With Sigourney being 31 and likely chasing her last trip to the Olympics, and the 28-year-old Devin Logan of Vermont closer to the end than the beginning — not to mention the surprising early retirement of Tahoe’s Maddie Bowman two years ago at a mere 26 — Faulhaber in recent weeks has established herself as the one to watch going forward among the young American women.

“I definitely need to do a little bit more,” Faulhaber said of trying to keep pace with Gu and Sildaru. “It’s great. It’s always good to have a high level of skiing to compete up against, to be able to push myself more and more.”

While nothing is locked in, Faulhaber seems likely to join Gu and Sildaru in Beijing. What she’s also hoping for is to join them at X Games Aspen next month (Jan. 21-23), something she’s been dreaming of most of her life. Sildaru has been an X Games mainstay for years already, winning slopestyle gold all the way back in 2016 when she was only 13. Gu made her first X Games appearance last winter, winning three medals, including two gold, in her debut.

Hanna Faulhaber makes a run during Dew Tour finals on Friday, Dec. 17, 2021, at Copper Mountain.
Hugh Carey/AP

Faulhaber is hoping her Dew Tour podium, and likely nomination to the U.S. Olympic team, means a call from ESPN to compete in her hometown event prior to heading to Beijing. Faulhaber has spent many hours training in the Buttermilk halfpipe with the Aspen Valley Ski & Snowboard Club.

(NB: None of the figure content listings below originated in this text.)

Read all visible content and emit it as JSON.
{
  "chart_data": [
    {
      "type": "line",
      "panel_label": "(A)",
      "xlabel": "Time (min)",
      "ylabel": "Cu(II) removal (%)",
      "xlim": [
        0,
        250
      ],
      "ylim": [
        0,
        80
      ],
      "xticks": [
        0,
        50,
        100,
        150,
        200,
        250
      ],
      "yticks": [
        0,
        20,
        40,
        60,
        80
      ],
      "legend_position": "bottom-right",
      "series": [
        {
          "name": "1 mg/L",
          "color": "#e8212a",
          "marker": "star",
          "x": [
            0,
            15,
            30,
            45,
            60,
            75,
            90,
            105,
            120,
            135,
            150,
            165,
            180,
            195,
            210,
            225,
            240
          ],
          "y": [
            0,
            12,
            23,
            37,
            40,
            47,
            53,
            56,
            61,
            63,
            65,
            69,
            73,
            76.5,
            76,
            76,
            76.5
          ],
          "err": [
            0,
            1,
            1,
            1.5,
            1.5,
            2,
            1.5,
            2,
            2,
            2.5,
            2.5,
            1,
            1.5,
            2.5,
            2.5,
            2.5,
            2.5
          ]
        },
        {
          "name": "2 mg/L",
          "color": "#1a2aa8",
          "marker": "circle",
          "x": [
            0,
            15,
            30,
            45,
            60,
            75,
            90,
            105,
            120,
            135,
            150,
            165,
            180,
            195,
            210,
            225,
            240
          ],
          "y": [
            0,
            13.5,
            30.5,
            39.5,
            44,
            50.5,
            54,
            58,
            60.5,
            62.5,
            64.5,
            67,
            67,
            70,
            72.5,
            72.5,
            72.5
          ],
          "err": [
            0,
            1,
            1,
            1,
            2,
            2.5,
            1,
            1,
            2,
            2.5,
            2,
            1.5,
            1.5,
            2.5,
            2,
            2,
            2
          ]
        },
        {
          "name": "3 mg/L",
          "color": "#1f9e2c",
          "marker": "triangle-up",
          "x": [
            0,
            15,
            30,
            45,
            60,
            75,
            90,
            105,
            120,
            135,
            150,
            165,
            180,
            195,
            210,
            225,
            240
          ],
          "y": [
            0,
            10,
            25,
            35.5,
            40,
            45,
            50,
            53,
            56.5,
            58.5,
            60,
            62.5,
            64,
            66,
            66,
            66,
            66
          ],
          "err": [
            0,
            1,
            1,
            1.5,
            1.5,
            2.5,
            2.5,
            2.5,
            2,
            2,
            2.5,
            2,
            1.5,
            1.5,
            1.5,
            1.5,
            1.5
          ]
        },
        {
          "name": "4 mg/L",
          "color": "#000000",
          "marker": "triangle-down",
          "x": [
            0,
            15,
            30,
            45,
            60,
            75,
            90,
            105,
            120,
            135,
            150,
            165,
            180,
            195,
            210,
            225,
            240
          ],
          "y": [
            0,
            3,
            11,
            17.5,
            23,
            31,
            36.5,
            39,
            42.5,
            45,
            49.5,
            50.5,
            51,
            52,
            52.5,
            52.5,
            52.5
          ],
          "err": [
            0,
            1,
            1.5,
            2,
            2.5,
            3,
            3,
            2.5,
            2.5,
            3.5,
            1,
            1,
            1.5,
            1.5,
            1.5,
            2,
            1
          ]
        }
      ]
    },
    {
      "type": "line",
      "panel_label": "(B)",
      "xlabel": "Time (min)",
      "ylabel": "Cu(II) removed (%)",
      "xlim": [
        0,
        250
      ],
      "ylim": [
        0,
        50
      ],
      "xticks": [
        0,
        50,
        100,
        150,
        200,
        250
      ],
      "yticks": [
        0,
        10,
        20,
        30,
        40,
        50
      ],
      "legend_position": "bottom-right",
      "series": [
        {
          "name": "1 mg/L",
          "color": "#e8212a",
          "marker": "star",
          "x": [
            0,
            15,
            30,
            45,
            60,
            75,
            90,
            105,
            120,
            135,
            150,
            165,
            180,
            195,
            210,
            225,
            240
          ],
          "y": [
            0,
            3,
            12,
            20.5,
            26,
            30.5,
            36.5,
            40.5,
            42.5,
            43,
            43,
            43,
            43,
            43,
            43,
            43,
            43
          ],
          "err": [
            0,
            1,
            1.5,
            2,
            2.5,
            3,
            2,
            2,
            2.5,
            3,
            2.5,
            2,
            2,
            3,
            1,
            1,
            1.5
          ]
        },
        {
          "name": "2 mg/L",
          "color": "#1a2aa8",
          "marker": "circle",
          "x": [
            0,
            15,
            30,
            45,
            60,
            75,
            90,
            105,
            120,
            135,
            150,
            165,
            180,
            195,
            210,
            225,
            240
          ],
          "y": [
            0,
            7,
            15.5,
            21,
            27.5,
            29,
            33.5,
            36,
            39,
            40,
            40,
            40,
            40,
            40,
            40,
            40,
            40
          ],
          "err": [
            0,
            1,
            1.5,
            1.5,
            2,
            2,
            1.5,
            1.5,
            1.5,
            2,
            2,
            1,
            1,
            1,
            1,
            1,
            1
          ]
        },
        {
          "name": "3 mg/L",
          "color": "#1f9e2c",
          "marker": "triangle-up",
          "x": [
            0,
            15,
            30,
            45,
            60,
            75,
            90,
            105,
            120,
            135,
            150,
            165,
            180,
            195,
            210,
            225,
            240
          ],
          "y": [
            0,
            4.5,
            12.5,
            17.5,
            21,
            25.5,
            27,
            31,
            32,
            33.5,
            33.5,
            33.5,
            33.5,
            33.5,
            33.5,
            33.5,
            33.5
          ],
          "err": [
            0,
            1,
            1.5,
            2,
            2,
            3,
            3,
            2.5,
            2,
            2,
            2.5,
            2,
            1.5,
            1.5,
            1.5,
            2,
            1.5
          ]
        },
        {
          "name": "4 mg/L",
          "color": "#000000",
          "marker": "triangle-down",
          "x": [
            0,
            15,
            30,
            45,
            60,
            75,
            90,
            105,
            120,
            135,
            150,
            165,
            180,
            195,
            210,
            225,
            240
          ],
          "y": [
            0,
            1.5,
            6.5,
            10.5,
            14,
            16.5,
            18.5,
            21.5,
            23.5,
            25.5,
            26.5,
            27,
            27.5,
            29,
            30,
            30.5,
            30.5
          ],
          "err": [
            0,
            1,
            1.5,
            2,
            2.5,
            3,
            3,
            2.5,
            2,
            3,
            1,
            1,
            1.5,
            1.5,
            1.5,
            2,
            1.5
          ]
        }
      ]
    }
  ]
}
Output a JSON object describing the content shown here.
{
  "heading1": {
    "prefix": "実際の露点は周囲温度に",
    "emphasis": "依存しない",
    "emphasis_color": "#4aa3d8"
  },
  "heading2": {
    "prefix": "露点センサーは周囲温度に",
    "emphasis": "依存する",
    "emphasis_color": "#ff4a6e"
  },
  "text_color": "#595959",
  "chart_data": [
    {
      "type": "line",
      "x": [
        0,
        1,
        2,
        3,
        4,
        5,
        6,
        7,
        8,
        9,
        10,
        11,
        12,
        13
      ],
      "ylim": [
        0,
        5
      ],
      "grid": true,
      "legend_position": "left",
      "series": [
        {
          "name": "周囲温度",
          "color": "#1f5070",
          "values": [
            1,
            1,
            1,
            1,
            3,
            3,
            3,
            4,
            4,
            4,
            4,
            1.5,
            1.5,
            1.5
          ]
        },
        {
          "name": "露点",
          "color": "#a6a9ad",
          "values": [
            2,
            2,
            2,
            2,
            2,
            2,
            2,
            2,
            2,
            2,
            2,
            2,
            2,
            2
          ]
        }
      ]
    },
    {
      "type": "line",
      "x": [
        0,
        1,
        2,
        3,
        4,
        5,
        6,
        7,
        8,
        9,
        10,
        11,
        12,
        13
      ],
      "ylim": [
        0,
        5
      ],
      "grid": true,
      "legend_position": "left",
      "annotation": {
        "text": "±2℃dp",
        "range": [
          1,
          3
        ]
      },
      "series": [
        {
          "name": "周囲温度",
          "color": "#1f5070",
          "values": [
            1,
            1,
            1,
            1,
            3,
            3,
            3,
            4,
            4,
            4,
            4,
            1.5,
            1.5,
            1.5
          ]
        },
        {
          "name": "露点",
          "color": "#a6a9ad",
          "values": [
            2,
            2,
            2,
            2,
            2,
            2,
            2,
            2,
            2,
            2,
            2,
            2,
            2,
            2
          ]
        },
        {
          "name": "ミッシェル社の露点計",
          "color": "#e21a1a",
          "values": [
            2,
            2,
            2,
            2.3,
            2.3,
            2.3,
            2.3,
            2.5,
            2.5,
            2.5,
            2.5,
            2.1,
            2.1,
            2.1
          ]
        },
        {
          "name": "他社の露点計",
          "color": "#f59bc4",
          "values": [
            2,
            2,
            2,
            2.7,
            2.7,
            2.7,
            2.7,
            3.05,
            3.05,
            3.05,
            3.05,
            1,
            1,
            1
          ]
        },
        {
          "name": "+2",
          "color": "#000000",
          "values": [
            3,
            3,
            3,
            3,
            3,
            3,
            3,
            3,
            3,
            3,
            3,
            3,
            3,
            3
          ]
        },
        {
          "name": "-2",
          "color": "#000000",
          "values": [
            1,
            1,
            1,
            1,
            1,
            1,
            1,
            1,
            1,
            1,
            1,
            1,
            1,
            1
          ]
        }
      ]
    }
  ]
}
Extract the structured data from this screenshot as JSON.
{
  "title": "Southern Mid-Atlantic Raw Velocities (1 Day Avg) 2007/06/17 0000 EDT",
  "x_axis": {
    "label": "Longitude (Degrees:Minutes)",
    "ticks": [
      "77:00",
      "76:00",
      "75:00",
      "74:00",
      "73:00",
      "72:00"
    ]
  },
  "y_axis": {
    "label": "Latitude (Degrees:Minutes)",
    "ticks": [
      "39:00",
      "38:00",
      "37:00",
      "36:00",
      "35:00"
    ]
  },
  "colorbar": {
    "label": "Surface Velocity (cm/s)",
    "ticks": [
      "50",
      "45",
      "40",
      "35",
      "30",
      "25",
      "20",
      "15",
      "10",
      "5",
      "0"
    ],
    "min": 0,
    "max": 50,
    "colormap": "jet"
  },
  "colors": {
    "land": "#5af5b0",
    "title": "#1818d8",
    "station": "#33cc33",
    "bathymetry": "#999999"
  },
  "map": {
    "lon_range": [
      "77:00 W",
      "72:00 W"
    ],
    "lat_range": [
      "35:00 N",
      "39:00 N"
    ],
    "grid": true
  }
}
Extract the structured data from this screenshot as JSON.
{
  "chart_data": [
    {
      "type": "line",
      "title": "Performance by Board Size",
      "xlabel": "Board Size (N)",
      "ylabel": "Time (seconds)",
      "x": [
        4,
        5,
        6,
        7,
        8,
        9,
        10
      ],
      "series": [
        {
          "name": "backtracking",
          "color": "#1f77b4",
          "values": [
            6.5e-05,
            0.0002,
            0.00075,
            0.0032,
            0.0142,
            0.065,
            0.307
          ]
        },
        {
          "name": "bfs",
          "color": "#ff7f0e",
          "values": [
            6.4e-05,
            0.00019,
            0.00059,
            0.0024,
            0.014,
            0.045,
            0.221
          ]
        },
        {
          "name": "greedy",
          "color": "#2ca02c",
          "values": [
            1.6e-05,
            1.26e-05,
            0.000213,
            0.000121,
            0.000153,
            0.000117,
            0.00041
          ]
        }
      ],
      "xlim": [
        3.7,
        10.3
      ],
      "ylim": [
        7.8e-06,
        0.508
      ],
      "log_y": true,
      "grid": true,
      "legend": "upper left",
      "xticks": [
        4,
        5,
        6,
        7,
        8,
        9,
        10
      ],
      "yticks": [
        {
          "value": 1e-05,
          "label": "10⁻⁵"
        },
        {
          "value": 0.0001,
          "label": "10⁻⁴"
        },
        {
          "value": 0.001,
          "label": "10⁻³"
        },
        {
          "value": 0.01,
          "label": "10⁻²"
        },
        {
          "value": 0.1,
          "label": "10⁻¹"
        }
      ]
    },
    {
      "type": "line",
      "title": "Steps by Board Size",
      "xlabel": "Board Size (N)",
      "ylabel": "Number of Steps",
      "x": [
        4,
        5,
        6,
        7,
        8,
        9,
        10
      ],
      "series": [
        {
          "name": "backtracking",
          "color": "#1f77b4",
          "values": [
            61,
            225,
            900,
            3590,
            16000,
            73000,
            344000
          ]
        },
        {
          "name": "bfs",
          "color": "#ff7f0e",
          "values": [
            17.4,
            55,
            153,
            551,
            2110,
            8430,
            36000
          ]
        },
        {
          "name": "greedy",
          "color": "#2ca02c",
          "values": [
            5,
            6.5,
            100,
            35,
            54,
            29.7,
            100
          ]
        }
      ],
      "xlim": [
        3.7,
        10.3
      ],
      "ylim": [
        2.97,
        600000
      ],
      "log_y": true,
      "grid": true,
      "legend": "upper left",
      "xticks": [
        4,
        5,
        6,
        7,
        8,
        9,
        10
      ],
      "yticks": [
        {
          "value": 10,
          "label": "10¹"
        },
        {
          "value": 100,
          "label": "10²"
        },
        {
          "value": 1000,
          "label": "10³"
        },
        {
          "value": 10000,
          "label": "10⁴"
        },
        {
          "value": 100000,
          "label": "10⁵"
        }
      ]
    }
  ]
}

“I really hope I do,” Faulhaber said of possibly getting an X Games invite. “X Games is such a big deal to me because it’s my hometown and especially now, since they are allowing more spectators, so all my friends can come watch. I don’t know, X Games is pretty much one of the biggest reasons why I’m in the sport right now, because I grew up watching it.”

Before X Games can become reality, Faulhaber plans to compete in a pair of World Cup halfpipe events in Calgary around the New Year — these are not official U.S. Olympic team qualifiers — before heading to Mammoth for the Jan. 6 to 9 Grand Prix, the final U.S. qualifier.

After that it’s about the “two great unknowns,” as she put it, X Games and the Olympics, which begin Feb. 4. With no official invitation for either yet on the table, it will be a waiting game for Faulhaber. But with a new bronze medal from Dew Tour and a 900 in the bag, a trip to China at the very least seems a foregone conclusion.

“That would be pretty damn cool,” Faulhaber said of going to the Olympics. “It feels amazing. I don’t think it’s set in yet.”